Physiology and medicine
 March – International Psychoanalytical Association established.
 May 18 – At the annual meeting of the American Association for the Study of the Feeble-Minded, Henry H. Goddard introduces a system for classifying individuals with mental retardation based on intelligence quotient (IQ): moron for those with an IQ of 51–70, imbecile for those with an IQ of 26–50, and idiot for those with an IQ of 0-25.
 July 15 – Publication of the eighth edition of Emil Kraepelin's Psychiatrie: Ein Lehrbuch für Studierende und Arzte, naming Alzheimer's disease as a variety of dementia.
 Late December – A form of pneumonic plague spreads through northeastern China, killing more than 40,000.
 Thomas Hunt Morgan discovers that genes are located on chromosomes.
 Chicago cardiologist James B. Herrick makes the first published identification of sickle cells in the blood of a patient with anemia.
 Platelets are first named by James Homer Wright.
 Peyton Rous demonstrates that a malignant tumor can be transmitted by a virus (which becomes known as the Rous sarcoma virus, a retrovirus).
 Hans Christian Jacobaeus of Sweden performs the first thoracoscopic diagnosis with a cystoscope.

Technology
 January 12–13 –  Lee De Forest conducts an experimental broadcast of part of a live performance of Tosca and, the next day, a performance with the participation of the Italian tenor Enrico Caruso from the stage of Metropolitan Opera House in New York City.
 March 28 – Henri Fabre makes the first flights in a seaplane, at Martigues, France.
 June 7 – William G. Allen of the Allen Manufacturing Company is granted a United States patent for a hex key.
 October – First publication of infrared photographs, by American optical physicist Robert W. Wood in the Royal Photographic Society's Journal.
 December 3–18 – Georges Claude demonstrates the first modern neon light at the Paris Motor Show.
 Lieutenant-Colonel Dr.

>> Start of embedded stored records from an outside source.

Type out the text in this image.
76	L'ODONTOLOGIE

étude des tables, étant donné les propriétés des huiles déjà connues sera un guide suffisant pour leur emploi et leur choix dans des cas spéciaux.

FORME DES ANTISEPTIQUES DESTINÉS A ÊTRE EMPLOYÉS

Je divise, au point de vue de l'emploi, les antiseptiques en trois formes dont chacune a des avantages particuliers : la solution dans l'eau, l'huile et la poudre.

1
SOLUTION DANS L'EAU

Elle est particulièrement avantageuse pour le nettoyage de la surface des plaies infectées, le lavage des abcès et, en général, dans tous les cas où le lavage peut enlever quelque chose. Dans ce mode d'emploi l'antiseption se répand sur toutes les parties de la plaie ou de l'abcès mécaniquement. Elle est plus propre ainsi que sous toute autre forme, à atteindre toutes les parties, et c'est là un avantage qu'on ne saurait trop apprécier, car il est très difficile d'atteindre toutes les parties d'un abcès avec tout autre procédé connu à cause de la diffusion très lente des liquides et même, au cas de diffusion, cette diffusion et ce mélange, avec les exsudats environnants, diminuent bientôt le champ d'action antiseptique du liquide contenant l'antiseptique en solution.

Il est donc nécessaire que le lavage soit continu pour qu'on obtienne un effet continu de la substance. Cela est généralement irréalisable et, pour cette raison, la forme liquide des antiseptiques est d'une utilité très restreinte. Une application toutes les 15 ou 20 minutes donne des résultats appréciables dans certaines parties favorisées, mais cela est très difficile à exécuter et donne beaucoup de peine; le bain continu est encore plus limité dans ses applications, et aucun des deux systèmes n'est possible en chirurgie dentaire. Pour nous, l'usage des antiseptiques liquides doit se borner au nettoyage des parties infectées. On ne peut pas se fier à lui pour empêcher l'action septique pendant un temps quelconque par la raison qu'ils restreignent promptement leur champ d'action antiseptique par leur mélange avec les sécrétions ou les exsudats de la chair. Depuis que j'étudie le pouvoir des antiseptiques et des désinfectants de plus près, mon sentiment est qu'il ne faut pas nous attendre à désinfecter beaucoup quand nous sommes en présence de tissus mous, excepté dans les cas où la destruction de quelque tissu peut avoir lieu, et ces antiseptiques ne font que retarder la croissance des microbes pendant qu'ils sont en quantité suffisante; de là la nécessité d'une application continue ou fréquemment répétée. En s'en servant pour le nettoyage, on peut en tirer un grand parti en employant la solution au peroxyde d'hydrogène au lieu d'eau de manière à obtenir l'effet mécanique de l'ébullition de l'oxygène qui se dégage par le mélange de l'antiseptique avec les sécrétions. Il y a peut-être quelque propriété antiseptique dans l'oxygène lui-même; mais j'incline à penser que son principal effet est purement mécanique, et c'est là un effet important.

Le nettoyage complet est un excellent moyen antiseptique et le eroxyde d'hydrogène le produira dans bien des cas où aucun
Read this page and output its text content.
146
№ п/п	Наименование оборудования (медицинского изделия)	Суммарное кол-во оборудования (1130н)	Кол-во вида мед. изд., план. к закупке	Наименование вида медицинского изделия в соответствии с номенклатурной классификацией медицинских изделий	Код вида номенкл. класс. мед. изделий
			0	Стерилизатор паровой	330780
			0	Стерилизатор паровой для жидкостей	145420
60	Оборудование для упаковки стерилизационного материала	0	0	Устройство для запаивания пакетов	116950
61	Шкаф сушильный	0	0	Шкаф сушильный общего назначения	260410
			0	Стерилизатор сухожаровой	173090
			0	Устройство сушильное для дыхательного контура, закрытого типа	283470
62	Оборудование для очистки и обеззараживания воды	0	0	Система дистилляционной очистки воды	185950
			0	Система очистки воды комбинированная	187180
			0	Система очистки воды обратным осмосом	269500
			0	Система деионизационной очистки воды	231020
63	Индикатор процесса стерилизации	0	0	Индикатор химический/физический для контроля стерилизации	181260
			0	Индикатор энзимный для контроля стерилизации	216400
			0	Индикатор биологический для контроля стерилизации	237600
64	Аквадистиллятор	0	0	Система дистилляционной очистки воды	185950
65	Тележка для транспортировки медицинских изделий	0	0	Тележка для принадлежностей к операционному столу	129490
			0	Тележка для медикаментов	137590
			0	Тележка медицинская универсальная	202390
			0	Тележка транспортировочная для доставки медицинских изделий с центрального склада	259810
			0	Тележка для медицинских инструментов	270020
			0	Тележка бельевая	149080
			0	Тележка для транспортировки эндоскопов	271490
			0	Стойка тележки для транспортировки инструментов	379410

George Owen Squier of the United States Army invents telephone carrier multiplexing.
 Completion of Delaware, Lackawanna and Western Railroad's Paulinskill Viaduct on its Lackawanna Cut-Off, the world's largest reinforced concrete structure at this time, built under the supervision of Lincoln Bush, its chief engineer.

Institutions
 March 17 – The Smithsonian Institution's Natural History Building, later the National Museum of Natural History, opens its doors to the public in Washington, D.C.

Awards
 Nobel Prizes
 Physics – Johannes Diderik van der Waals
 Chemistry – Otto Wallach
 Medicine – Albrecht Kossel

Births
 January 20 – Friederike Victoria Gessner, later Joy Adamson (murdered 1980), Austrian-born wildlife conservationist.
 February 9 – Jacques Monod (died 1976), French biochemist, winner of Nobel Prize in Physiology or Medicine in 1965.
 February 13 – William Shockley (died 1989), American physicist.
 March 11 – Robert Havemann (died 1982), German chemist.
 May 3 – Helen M. Duncan (died 1971), American geologist and paleontologist
 May 12 – Dorothy Hodgkin (died 1994), British chemist.
 June 11 – Jacques Cousteau (died 1997), French oceanographer.
 July 16 – David Lack (died 1973), English ornithologist.
 August 18 – Pál Turán (died 1976), Hungarian mathematician.
 August 28 – C. Doris Hellman (died 1973), American historian of science.
 September 1 – Pierre Bézier (died 1999), French engineer.
 October 11 – Cahit Arf (died 1997), Turkish mathematician.
 October 27 – Margaret Hutchinson Rousseau (died 2000), American chemical engineer.
 October 31 – Victor Rothschild (died 1990), British polymath.
 December 24 – Bill Pickering (died 2004), New Zealand-born head of NASA's Jet Propulsion Laboratory.

Deaths
 May 10 – Stanislao Cannizzaro (born 1826), Italian chemist.
 May 12 – William Huggins (born 1824), English astronomer.
 May 27 – Robert Koch (born 1843), German bacteriologist.
 July 4 – Giovanni Schiaparelli (born 1835), Italian astronomer.
 July 14 – Mihran Kassabian (born 1870), American radiologist.
 August 12 – Florence Nightingale (born 1820), English nurse.